Those “discontents,” whom I knew, were the true “Believers,” for at least they knew how to distinguish between belief and useless resignation. Their number, fortunately, grows every day. More and more impatiently am I waiting for the result of a Revolution intelligently arranged, the aim of which will be the Liberty of the Individual, and the uplifting of the race.
*****
And yet a revoltée though I was, I think I envied my grandmother’s calm happiness.
“My poor little girls,” she used to say, “your young days are so much sadder than mine. At your age I didn’t think of changing the face of the world, nor working for the betterment of the human race, still less for raising the status of women. Our mothers taught us the Koran, and we had confidence in its laws. If one of us had less happiness than another, we never thought of revolting; ‘it was written,’ we said, and we had not the presumption to try to change our destiny.”
“Grandmother,” I asked her, “is it our fault if we are unhappy?

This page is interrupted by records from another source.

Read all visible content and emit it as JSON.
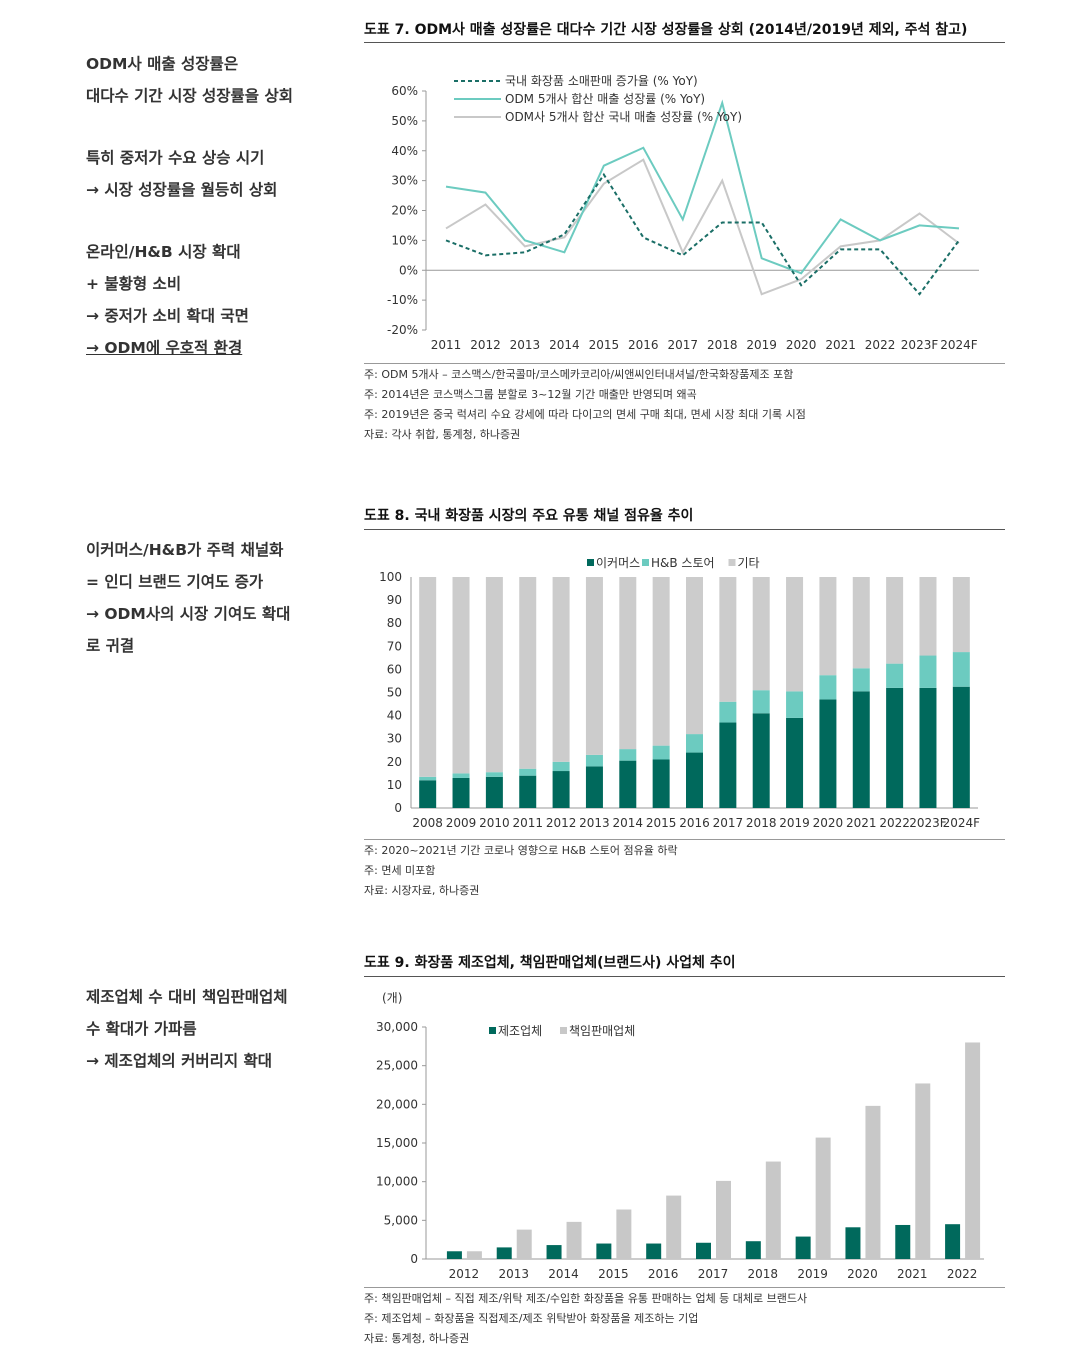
{
  "sections": [
    {
      "side_lines": [
        {
          "text": "ODM사 매출 성장률은"
        },
        {
          "text": "대다수 기간 시장 성장률을 상회"
        },
        {
          "gap": true
        },
        {
          "text": "특히 중저가 수요 상승 시기"
        },
        {
          "text": "→ 시장 성장률을 월등히 상회"
        },
        {
          "gap": true
        },
        {
          "text": "온라인/H&B 시장 확대"
        },
        {
          "text": "+ 불황형 소비"
        },
        {
          "text": "→ 중저가 소비 확대 국면"
        },
        {
          "text": "→ ODM에 우호적 환경",
          "underline": true
        }
      ],
      "title": "도표 7. ODM사 매출 성장률은 대다수 기간 시장 성장률을 상회 (2014년/2019년 제외, 주석 참고)",
      "notes": [
        "주: ODM 5개사 – 코스맥스/한국콜마/코스메카코리아/씨앤씨인터내셔널/한국화장품제조 포함",
        "주: 2014년은 코스맥스그룹 분할로 3~12월 기간 매출만 반영되며 왜곡",
        "주: 2019년은 중국 럭셔리 수요 강세에 따라 다이고의 면세 구매 최대, 면세 시장 최대 기록 시점",
        "자료: 각사 취합, 통계청, 하나증권"
      ]
    },
    {
      "side_lines": [
        {
          "text": "이커머스/H&B가 주력 채널화"
        },
        {
          "text": "= 인디 브랜드 기여도 증가"
        },
        {
          "text": "→ ODM사의 시장 기여도 확대"
        },
        {
          "text": "로 귀결"
        }
      ],
      "title": "도표 8. 국내 화장품 시장의 주요 유통 채널 점유율 추이",
      "notes": [
        "주: 2020~2021년 기간 코로나 영향으로 H&B 스토어 점유율 하락",
        "주: 면세 미포함",
        "자료: 시장자료, 하나증권"
      ]
    },
    {
      "side_lines": [
        {
          "text": "제조업체 수 대비 책임판매업체"
        },
        {
          "text": "수 확대가 가파름"
        },
        {
          "text": "→ 제조업체의 커버리지 확대"
        }
      ],
      "title": "도표 9. 화장품 제조업체, 책임판매업체(브랜드사) 사업체 추이",
      "notes": [
        "주: 책임판매업체 – 직접 제조/위탁 제조/수입한 화장품을 유통 판매하는 업체 등 대체로 브랜드사",
        "주: 제조업체 – 화장품을 직접제조/제조 위탁받아 화장품을 제조하는 기업",
        "자료: 통계청, 하나증권"
      ]
    }
  ],
  "chart_data": [
    {
      "type": "line",
      "categories": [
        "2011",
        "2012",
        "2013",
        "2014",
        "2015",
        "2016",
        "2017",
        "2018",
        "2019",
        "2020",
        "2021",
        "2022",
        "2023F",
        "2024F"
      ],
      "ylim": [
        -20,
        60
      ],
      "yticks": [
        -20,
        -10,
        0,
        10,
        20,
        30,
        40,
        50,
        60
      ],
      "ytick_labels": [
        "-20%",
        "-10%",
        "0%",
        "10%",
        "20%",
        "30%",
        "40%",
        "50%",
        "60%"
      ],
      "grid": false,
      "legend_position": "top",
      "series": [
        {
          "name": "국내 화장품 소매판매 증가율 (% YoY)",
          "color": "#1a6e66",
          "dashed": true,
          "values": [
            10,
            5,
            6,
            12,
            32,
            11,
            5,
            16,
            16,
            -5,
            7,
            7,
            -8,
            10
          ]
        },
        {
          "name": "ODM 5개사 합산 매출 성장률 (% YoY)",
          "color": "#6ccbc0",
          "dashed": false,
          "values": [
            28,
            26,
            10,
            6,
            35,
            41,
            17,
            56,
            4,
            -1,
            17,
            10,
            15,
            14
          ]
        },
        {
          "name": "ODM사 5개사 합산 국내 매출 성장률 (% YoY)",
          "color": "#c8c8c8",
          "dashed": false,
          "values": [
            14,
            22,
            8,
            11,
            29,
            37,
            6,
            30,
            -8,
            -3,
            8,
            10,
            19,
            9
          ]
        }
      ]
    },
    {
      "type": "bar",
      "stacked": true,
      "categories": [
        "2008",
        "2009",
        "2010",
        "2011",
        "2012",
        "2013",
        "2014",
        "2015",
        "2016",
        "2017",
        "2018",
        "2019",
        "2020",
        "2021",
        "2022",
        "2023F",
        "2024F"
      ],
      "ylim": [
        0,
        100
      ],
      "yticks": [
        0,
        10,
        20,
        30,
        40,
        50,
        60,
        70,
        80,
        90,
        100
      ],
      "grid": false,
      "legend_position": "top",
      "series": [
        {
          "name": "이커머스",
          "color": "#00695c",
          "values": [
            12,
            13,
            13.5,
            14,
            16,
            18,
            20.5,
            21,
            24,
            37,
            41,
            39,
            47,
            50.5,
            52,
            52,
            52.5
          ]
        },
        {
          "name": "H&B 스토어",
          "color": "#6ccbc0",
          "values": [
            1.5,
            2,
            2,
            3,
            4,
            5,
            5,
            6,
            8,
            9,
            10,
            11.5,
            10.5,
            10,
            10.5,
            14,
            15
          ]
        },
        {
          "name": "기타",
          "color": "#cccccc",
          "values": [
            86.5,
            85,
            84.5,
            83,
            80,
            77,
            74.5,
            73,
            68,
            54,
            49,
            49.5,
            42.5,
            39.5,
            37.5,
            34,
            32.5
          ]
        }
      ]
    },
    {
      "type": "bar",
      "unit_label": "(개)",
      "categories": [
        "2012",
        "2013",
        "2014",
        "2015",
        "2016",
        "2017",
        "2018",
        "2019",
        "2020",
        "2021",
        "2022"
      ],
      "ylim": [
        0,
        30000
      ],
      "yticks": [
        0,
        5000,
        10000,
        15000,
        20000,
        25000,
        30000
      ],
      "ytick_labels": [
        "0",
        "5,000",
        "10,000",
        "15,000",
        "20,000",
        "25,000",
        "30,000"
      ],
      "grid": false,
      "legend_position": "top-left",
      "series": [
        {
          "name": "제조업체",
          "color": "#00695c",
          "values": [
            1000,
            1500,
            1800,
            2000,
            2000,
            2100,
            2300,
            2900,
            4100,
            4400,
            4500
          ]
        },
        {
          "name": "책임판매업체",
          "color": "#c8c8c8",
          "values": [
            1000,
            3800,
            4800,
            6400,
            8200,
            10100,
            12600,
            15700,
            19800,
            22700,
            28000
          ]
        }
      ]
    }
  ]
}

We have read so many books which have shown us the ugly side of our life in comparison with the lives of the women of the West. We are young. We long for just a little joy; and, grandmother,” I added slowly, and with emphasis, “we want to be free, to find it ourselves.”
Did she understand? That I cannot tell, for she did not answer, but her eyes were fixed on us in unending sadness; then suddenly she dropped them again on to her embroidery.

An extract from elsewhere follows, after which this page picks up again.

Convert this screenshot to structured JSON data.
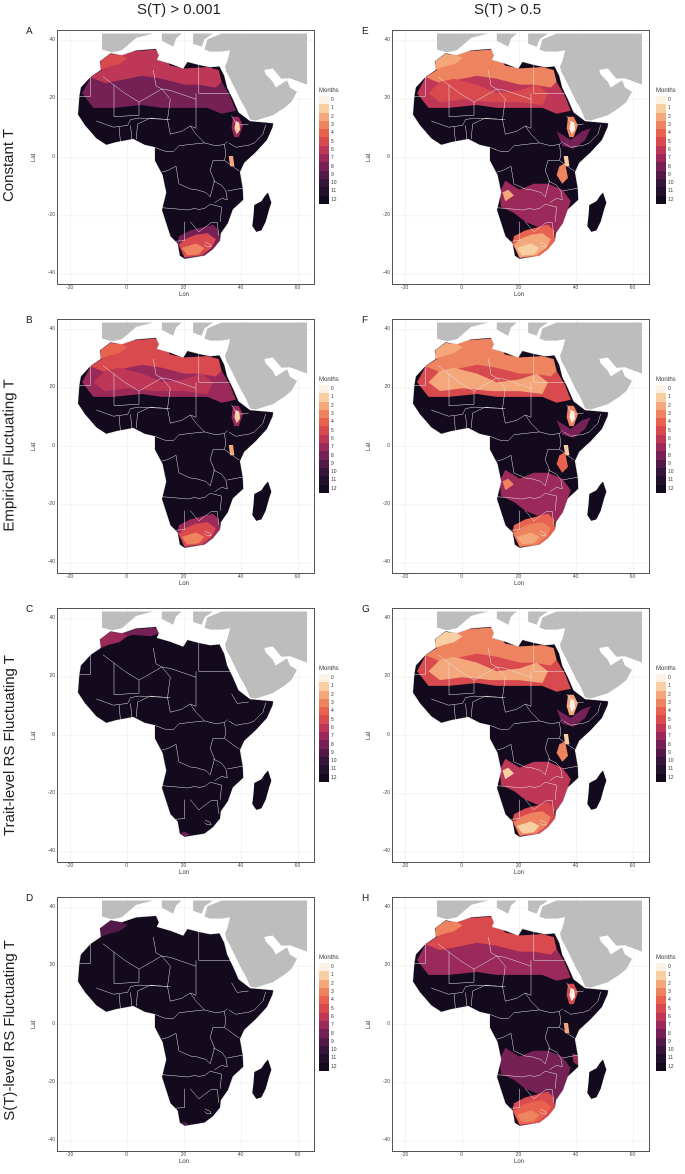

In the autumn or in the spring our darling grandmother came to fetch us to stay with her in her lovely home at Smyrna. I must add, to point out to you another beautiful feature of our Turkish life, that this woman was not my father’s own mother. She was my late grandfather’s seventh and only living widow, but she treated all my grandfather’s children with equal tenderness. Rarely is it otherwise in Turkey. She loved us, this dear, dear woman, quite as much, if not more, than the children of her own daughter, and we never supposed till we came to the West there was anything exceptional in this attachment. Just as a woman loves her own children, she cares for the children of a former wife, confident, when her time comes to die, her children will be well treated by her successor.

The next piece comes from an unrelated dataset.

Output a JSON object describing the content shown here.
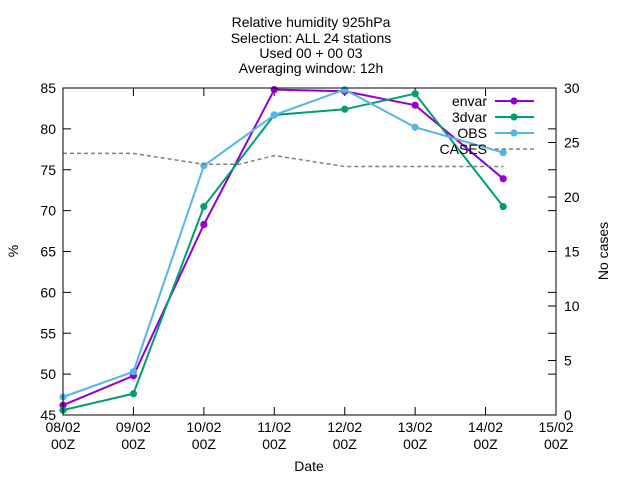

In our grandmother’s home life was just a lovely long dream; a life of peace unceasing—the life of a Turkish woman before the régime of Hamid and thoughts of Revolution haunted our existence. Every evening young women and girls brought musical instruments. First, there was singing, then one after another we danced, and the one who danced the best was applauded and made to dance until she almost fell exhausted.
Towards midnight we supped by the light of the moon, either in our garden or at friends’ houses; and we talked and danced and laughed, all so happy in one another’s society, and none of us remembering we were subjects of a Mighty Tyrant, who, had we been at Constantinople, would have stopped those festivities by order of the police.